The Jefferson Community Collaborative – An Origin Story

Jan 5, 2019

On a day in March, leaders and staff from community service organizations gathered to listen, learn and discuss ways to improve the quality of life in Pittsburgh’s South Hills and lower Mon Valley communities. They explored, for example, a Community College of Allegheny County web-based program that asks only six questions before suggesting career options suited to a person’s strengths and weaknesses. They were offered a crash course on the opioid crisis that haunts the region, state and nation and how they could save a life with the anti-overdose drug naloxone, if the circumstance arose.

The event was the regular gathering of the Jefferson Community Collaborative, a group of more than 90 community organizations serving the South Hills region that evolved from their appetite for opportunities to network, learn and collaborate. Such opportunities were at the top of the wish lists of the community organizations the Jefferson Regional Foundation canvassed several years ago as it developed a more grassroots approach to informing its grantmaking.

“People kept saying, ‘We don’t have a way to gather and network in this area.

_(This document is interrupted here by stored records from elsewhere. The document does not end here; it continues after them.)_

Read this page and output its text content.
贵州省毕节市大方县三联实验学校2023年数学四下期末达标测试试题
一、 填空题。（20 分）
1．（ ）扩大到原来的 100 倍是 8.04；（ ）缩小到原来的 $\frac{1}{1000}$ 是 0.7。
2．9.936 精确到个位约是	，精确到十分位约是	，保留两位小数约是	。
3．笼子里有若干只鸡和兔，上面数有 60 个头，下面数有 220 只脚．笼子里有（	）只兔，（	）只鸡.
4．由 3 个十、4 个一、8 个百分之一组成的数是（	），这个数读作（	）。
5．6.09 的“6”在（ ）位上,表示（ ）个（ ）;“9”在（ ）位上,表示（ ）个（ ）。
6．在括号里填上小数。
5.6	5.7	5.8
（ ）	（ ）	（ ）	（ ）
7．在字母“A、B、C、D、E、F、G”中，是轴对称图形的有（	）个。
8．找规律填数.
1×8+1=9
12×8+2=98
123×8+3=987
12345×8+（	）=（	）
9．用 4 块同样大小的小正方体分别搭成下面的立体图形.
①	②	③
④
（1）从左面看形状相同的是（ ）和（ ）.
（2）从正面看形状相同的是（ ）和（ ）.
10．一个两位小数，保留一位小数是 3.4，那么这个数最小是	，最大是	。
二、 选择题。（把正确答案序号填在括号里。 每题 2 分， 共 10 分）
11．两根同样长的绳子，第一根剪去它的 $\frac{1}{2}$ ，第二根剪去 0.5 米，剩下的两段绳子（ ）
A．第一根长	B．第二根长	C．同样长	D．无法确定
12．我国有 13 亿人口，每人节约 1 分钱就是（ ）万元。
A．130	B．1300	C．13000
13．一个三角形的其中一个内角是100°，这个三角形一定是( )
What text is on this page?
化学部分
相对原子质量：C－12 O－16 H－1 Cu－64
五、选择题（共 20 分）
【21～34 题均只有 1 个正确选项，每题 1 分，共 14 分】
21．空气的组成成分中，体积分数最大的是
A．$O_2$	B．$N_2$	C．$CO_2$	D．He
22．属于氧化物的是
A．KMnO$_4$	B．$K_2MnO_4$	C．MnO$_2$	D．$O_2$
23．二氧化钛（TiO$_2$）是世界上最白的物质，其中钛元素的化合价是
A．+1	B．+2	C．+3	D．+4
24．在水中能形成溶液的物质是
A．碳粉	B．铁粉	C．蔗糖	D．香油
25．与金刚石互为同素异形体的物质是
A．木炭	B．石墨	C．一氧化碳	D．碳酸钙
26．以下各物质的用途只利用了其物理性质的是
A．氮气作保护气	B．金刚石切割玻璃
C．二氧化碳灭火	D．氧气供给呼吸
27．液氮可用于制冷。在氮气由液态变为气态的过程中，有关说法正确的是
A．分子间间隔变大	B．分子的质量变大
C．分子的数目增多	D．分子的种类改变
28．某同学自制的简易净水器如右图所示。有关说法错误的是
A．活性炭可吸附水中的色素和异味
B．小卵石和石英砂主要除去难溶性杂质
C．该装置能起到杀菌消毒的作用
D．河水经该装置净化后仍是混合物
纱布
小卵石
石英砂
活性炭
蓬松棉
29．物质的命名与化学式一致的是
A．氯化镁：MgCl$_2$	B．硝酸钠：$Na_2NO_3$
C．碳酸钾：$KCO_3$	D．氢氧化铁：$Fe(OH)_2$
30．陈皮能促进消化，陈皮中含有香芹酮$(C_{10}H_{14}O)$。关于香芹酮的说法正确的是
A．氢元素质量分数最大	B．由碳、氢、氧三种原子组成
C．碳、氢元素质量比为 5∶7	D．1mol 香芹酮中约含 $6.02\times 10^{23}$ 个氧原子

We know some of the organizations, but not that well, and we don’t have a way to work jointly on projects,’” said Executive Director Mary Phan-Gruber.

One response was the Jefferson Forum, a daylong annual conference where 250 community organizations and leaders connect, discuss and collaborate around issues affecting the South Hills and Mon Valley. The Collaborative is an unanticipated byproduct. Not only was the inaugural Jefferson Forum in 2015 well received by the organizations that attended, they made clear their desire to gather regularly and more often, as well as their willingness to devote time and energy to help make that happen.

Today, the Jefferson Community Collaborative holds general membership meetings five times a year and has become an incubator of promising ideas and practices, and a means to expand the capacity of community service organizations and encourage them to work together on community aspirations. Attendance remains strong and enthusiastic and includes organization executives, staff, and others with a stake in the well-being of communities in the Jefferson area. Topics and themes covered during the gatherings have ranged from workforce development to mastering relationships among generations. Community organizations are also profiled at each meeting to acquaint others with their work and foster partnerships and collaboration. “It helps organizations think about how they might relate to the work of others,” said Phan-Gruber.

And the meeting format varies. Those who attended the gathering in March, for example, found a series of information stations to visit, including one that showcased CCAC’s career assessment web tool and one where the nonprofit Prevention Point offered instruction on how to counteract an opioid overdose. “The nonprofit world is such a different animal.

Everyone is in their own little silo and you are all chasing the same money. You look at fellow nonprofits as competitors,” said Jim Barry, director of the LaRosa Boys & Girls Club in McKeesport. “In the Collaborative, we help other nonprofits and vice versa. I never went to a meeting where I wasted my time.”

While the Foundation brought them together, the organizations themselves assumed the lead role in deciding how the Collaborative is structured, identifying issues and mobilizing work groups to tackle them. The outcome of their work has proven so fruitful and popular that the Foundation added a Program Associate position to work fulltime with the Collaborative to help it realize its growing ambitions. Planning and leadership responsibilities that define what the Collaborative will be and how it will work fall to a Vision Council composed of executive leaders in decisionmaking positions at member organizations. They take the lead in identifying the priority issues to address based on their experience and understanding of the region and that of others, including other Collaborative members and stakeholders and the Foundation.

They also serve as advisors for the Jefferson Forum organized by the Foundation every year. “Action” teams drawn from the general membership design and implement projects that arise from Collaborative discussions. These small groups work on projects related to issues identified as community priorities. They’ve organized a lunch series for frontline community workers focused on resource sharing and how to better navigate human services, health care and other systems. They’ve coordinated health initiatives including a recent one on tobacco cessation. There is a team devoted to gathering and presenting data to define critical issues in the region and engaging municipal leaders in the work of the Collaborative.

The Foundation supports such projects with opportunities for small grants to help finance them. It also encourages its grantees to join the Collaborative and helps spread the word of how it has become a valuable community resource. “It informs our grantmaking and it’s a way to connect our grantees with one another and to other organizations,” Foundation Program Officer Kelleigh Boland observes, “We bring ideas. They bring ideas. It really works both ways.”